Герцог слушал меня невнимательно. Он рыскал и подергивал, спеша куда-то все дальше от дома. Кленовая была безлюдна, шуршали вдоль бордюров листья, за редкими окнами голосили телевизоры. Раз мне послышались чьи-то шаги за спиной, но быстро стихли. Мы миновали детский садик, обнесенный бетонной стеной. Прошли мимо двух девятиэтажек и свернули во двор третьей. Въезд в него, как полагается, отмечал мусорный контейнер. В нем шумно копошился кот, воняющий селедкой. Герцог не заметил кота.

— К кому это ты в гости собрался? — Спросил я, когда друг повел меня внутрь парадного. Его когти зацокали по ступеням. Боясь отстать, я бежал следом. К четвертому этажу я здорово запыхался, на мое счастье между четвертым и пятым Герцог остановился.

По правде, я понятия не имел, почему он остановился именно здесь, и чем привлекла его эта площадка.

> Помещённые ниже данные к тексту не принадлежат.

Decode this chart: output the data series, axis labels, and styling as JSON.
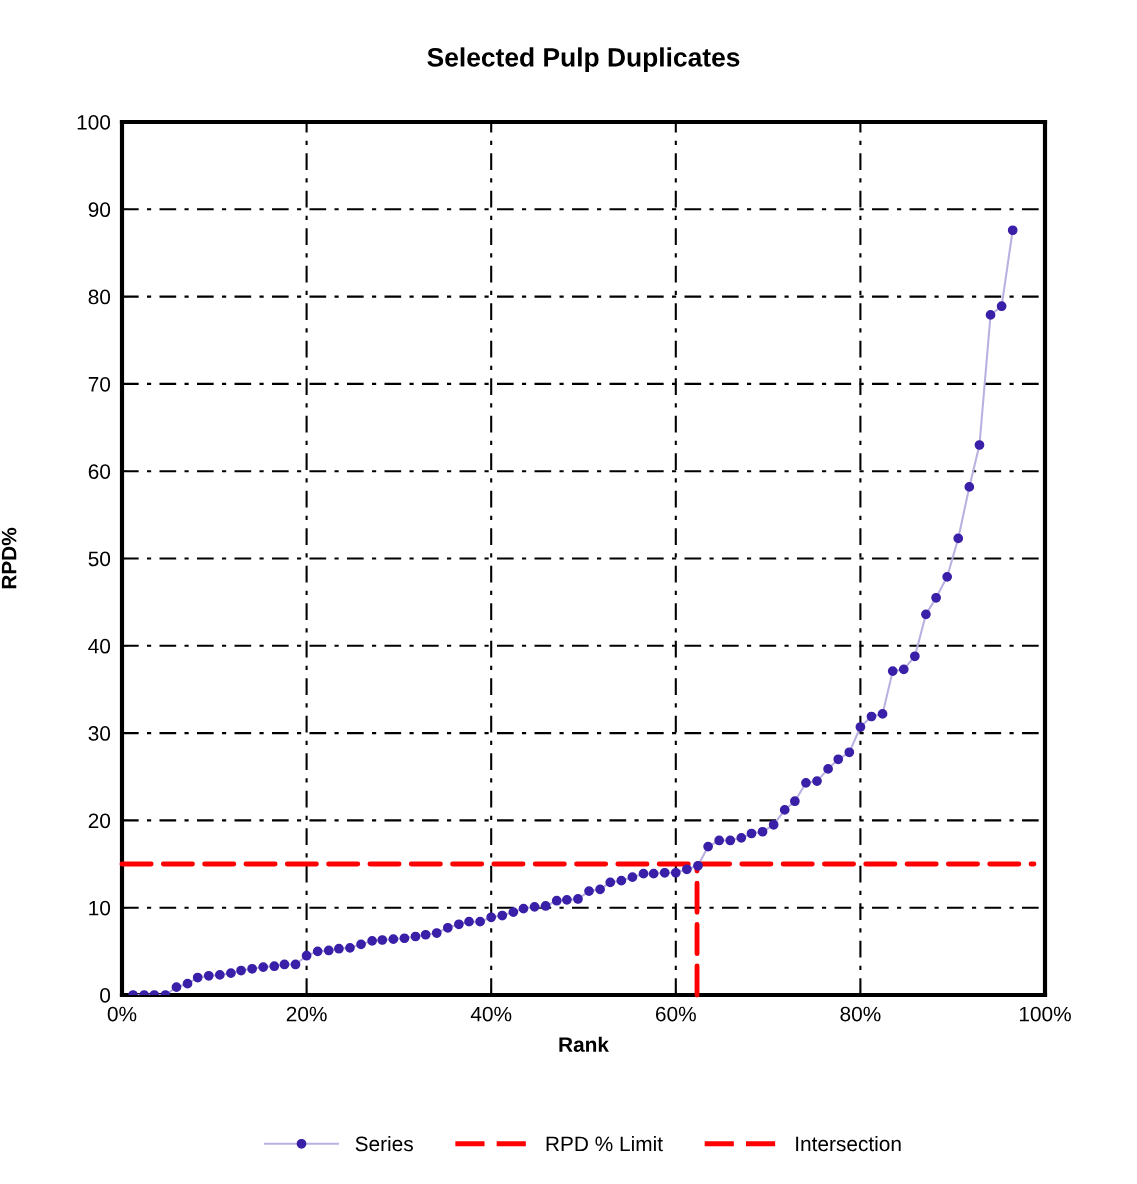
{
  "chart_data": {
    "type": "line",
    "title": "Selected Pulp Duplicates",
    "xlabel": "Rank",
    "ylabel": "RPD%",
    "xlim": [
      0,
      100
    ],
    "ylim": [
      0,
      100
    ],
    "xticks": [
      {
        "value": 0,
        "label": "0%"
      },
      {
        "value": 20,
        "label": "20%"
      },
      {
        "value": 40,
        "label": "40%"
      },
      {
        "value": 60,
        "label": "60%"
      },
      {
        "value": 80,
        "label": "80%"
      },
      {
        "value": 100,
        "label": "100%"
      }
    ],
    "yticks": [
      0,
      10,
      20,
      30,
      40,
      50,
      60,
      70,
      80,
      90,
      100
    ],
    "grid": true,
    "legend": "bottom",
    "series": [
      {
        "name": "Series",
        "color": "#3a1fa8",
        "marker": "circle",
        "line_style": "solid",
        "x": [
          1.2,
          2.4,
          3.5,
          4.7,
          5.9,
          7.1,
          8.2,
          9.4,
          10.6,
          11.8,
          12.9,
          14.1,
          15.3,
          16.5,
          17.6,
          18.8,
          20.0,
          21.2,
          22.4,
          23.5,
          24.7,
          25.9,
          27.1,
          28.2,
          29.4,
          30.6,
          31.8,
          32.9,
          34.1,
          35.3,
          36.5,
          37.6,
          38.8,
          40.0,
          41.2,
          42.4,
          43.5,
          44.7,
          45.9,
          47.1,
          48.2,
          49.4,
          50.6,
          51.8,
          52.9,
          54.1,
          55.3,
          56.5,
          57.6,
          58.8,
          60.0,
          61.2,
          62.4,
          63.5,
          64.7,
          65.9,
          67.1,
          68.2,
          69.4,
          70.6,
          71.8,
          72.9,
          74.1,
          75.3,
          76.5,
          77.6,
          78.8,
          80.0,
          81.2,
          82.4,
          83.5,
          84.7,
          85.9,
          87.1,
          88.2,
          89.4,
          90.6,
          91.8,
          92.9,
          94.1,
          95.3,
          96.5
        ],
        "values": [
          0,
          0,
          0,
          0,
          0.9,
          1.3,
          2.0,
          2.2,
          2.3,
          2.5,
          2.8,
          3.0,
          3.2,
          3.3,
          3.5,
          3.5,
          4.5,
          5.0,
          5.1,
          5.3,
          5.4,
          5.8,
          6.2,
          6.3,
          6.4,
          6.5,
          6.7,
          6.9,
          7.1,
          7.7,
          8.1,
          8.4,
          8.4,
          8.9,
          9.1,
          9.5,
          9.9,
          10.1,
          10.2,
          10.8,
          10.9,
          11.0,
          11.9,
          12.1,
          12.9,
          13.1,
          13.5,
          13.9,
          13.9,
          14.0,
          14.0,
          14.4,
          14.8,
          17.0,
          17.7,
          17.7,
          18.0,
          18.5,
          18.7,
          19.5,
          21.2,
          22.2,
          24.3,
          24.5,
          25.9,
          27.0,
          27.8,
          30.7,
          31.9,
          32.2,
          37.1,
          37.3,
          38.8,
          43.6,
          45.5,
          47.9,
          52.3,
          58.2,
          63.0,
          77.9,
          78.9,
          87.6
        ]
      },
      {
        "name": "RPD % Limit",
        "color": "#ff0000",
        "marker": "none",
        "line_style": "dashed",
        "x": [
          0,
          98.8
        ],
        "values": [
          15,
          15
        ]
      },
      {
        "name": "Intersection",
        "color": "#ff0000",
        "marker": "none",
        "line_style": "dashed",
        "x": [
          62.3,
          62.3
        ],
        "values": [
          0,
          15
        ]
      }
    ]
  }
}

Что я и высказал ему. Герцог возразил. Он тявкнул взволнованно и тревожно, лестничная клетка звякнула негромким эхом. Я вытянул руки. Передо мной была труба мусоропровода, вся в шершавой шелушащейся краске, а за трубой воняло гадостно и едко. Сделав шаг, я наступил на тряпье.

— Дружок, да это логово какого-то бомжа. Идем отсюда, не больно мне хочется встречаться с хозяином.

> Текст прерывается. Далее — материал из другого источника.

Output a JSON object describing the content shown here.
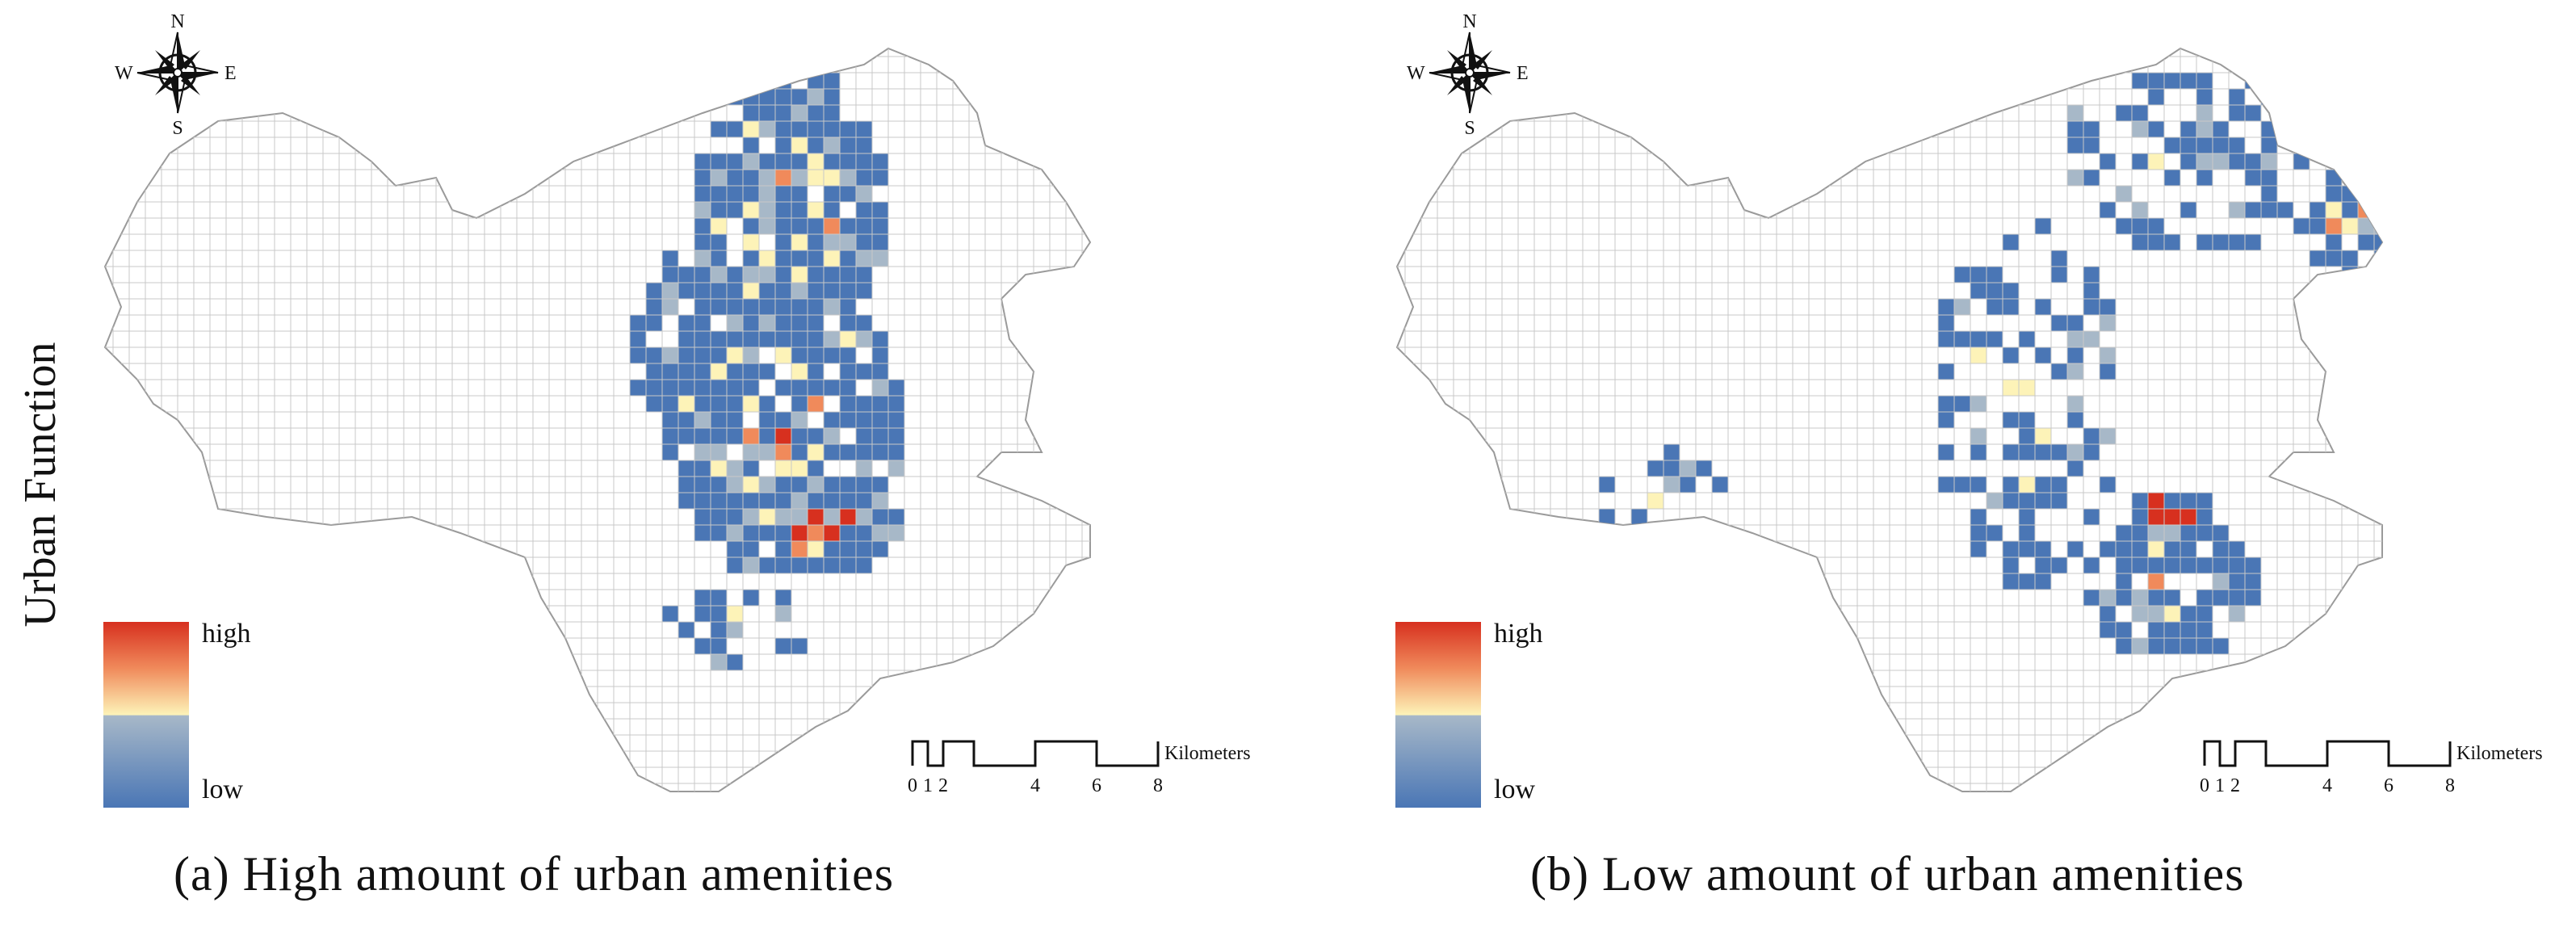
{
  "y_axis_label": "Urban Function",
  "colors": {
    "high": "#d7301f",
    "mid_high": "#f08a5b",
    "mid": "#fdf3b8",
    "mid_low": "#a7b8c8",
    "low": "#4a76b5",
    "grid": "#c8c8c8",
    "outline": "#b0b0b0"
  },
  "panels": [
    {
      "id": "a",
      "caption": "(a)  High amount of urban amenities",
      "compass": {
        "n": "N",
        "s": "S",
        "e": "E",
        "w": "W"
      },
      "legend": {
        "high": "high",
        "low": "low"
      },
      "scale": {
        "ticks": [
          "0",
          "1",
          "2",
          "4",
          "6",
          "8"
        ],
        "unit": "Kilometers"
      }
    },
    {
      "id": "b",
      "caption": "(b)  Low amount of urban amenities",
      "compass": {
        "n": "N",
        "s": "S",
        "e": "E",
        "w": "W"
      },
      "legend": {
        "high": "high",
        "low": "low"
      },
      "scale": {
        "ticks": [
          "0",
          "1",
          "2",
          "4",
          "6",
          "8"
        ],
        "unit": "Kilometers"
      }
    }
  ]
}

Герцог нехотя принялся спускаться. По дороге он ворчал под нос.

— Бомжей не любишь? Не стоит их не любить. Поверь: лучшее, что можно сделать с ними — это не замечать. Тебе еще надо учиться. Понимаешь, дружок, не замечать — это вообще большое искусство.

Я помолчал. Мне вспомнилась та с ее двумя сопляками. Вот она не умела не замечать. Правда, и замечать тоже не умела. Шумно было с ними… Потом так тихо стало…

Мы вышли на свежую улицу, и Герцог, наконец, направился в сторону дома. Однако, проходя мимо свалки, он выкинул вообще небывалую штуку. Пес присел на задние лапы и сиганул в контейнер! Ночной котяра истошно заорал и бросился прочь, унося запах селедки. Герцог принялся рыться в мусоре. Я держался за поводок и чувствовал себя именно тем, кого лучше не заметить.

— Ну хватит! — Не выдержал наконец. — Вылезай оттуда.

Он вылез. Точней, выпрыгнул и бросил мне на ноги пухлый мягкий сверток. Вышвырнуть его обратно Герцог не позволил. Я поддался на уговоры и поднял сверток. Это был плотный шерстяной лоскут, похожий на одеяло. Запах гари, выползающий из свертка, резал нос. Та сказала бы: куда ты лезешь, идиот старый! Я сунул руку в сверток и наткнулся на маслянистую сталь.

— Черти полосатые… Ты знаешь, приятель, что ты нашел?

Герцог посмотрел и принюхался. Он не знал.

— И правильно, ни к чему тебе это знать. Это и к лучшему, что не знаешь.

Я покрутил его в ладонях, ощупал. Давненько не держал в руках. Двенадцать лет уже. И четыре месяца. Отщелкнул обойму — в ней были патроны, по крайней мере, один. Запах пороха и смазки. Крепкий, добротный запах.

Одеяло я выбросил в контейнер. Макарова держал еще с минуту, перекладывая с ладони на ладонь. Герцог трогал меня влажным пятаком. Ему было интересно.

— Нет, друг, это не для тебя. Да и не для меня тоже.

Я расстегнул куртку и спрятал пистолет за пазуху.

Через пять минут мы стояли у калитки. Сегодня наша прогулка вышла на треть часа длиннее. Я очень точно чувствую время. Те всегда удивлялись, что так точно. Почти как маятник, который тикает в гостиной. Он и бьет очень точно — не каждый час, а каждую четверть. Я сам разбирал его лет шесть назад. И до сих пор тикает! А котел урчит, а орех поскрипывает, разминаясь на ветру, а форточка…

А форточка.

Она не хлопала.

Я стоял у калитки минуту, она все не хлопала.

Тронул Герцога, он прижался ко мне. Мы оба знали, что в доме есть кто-то.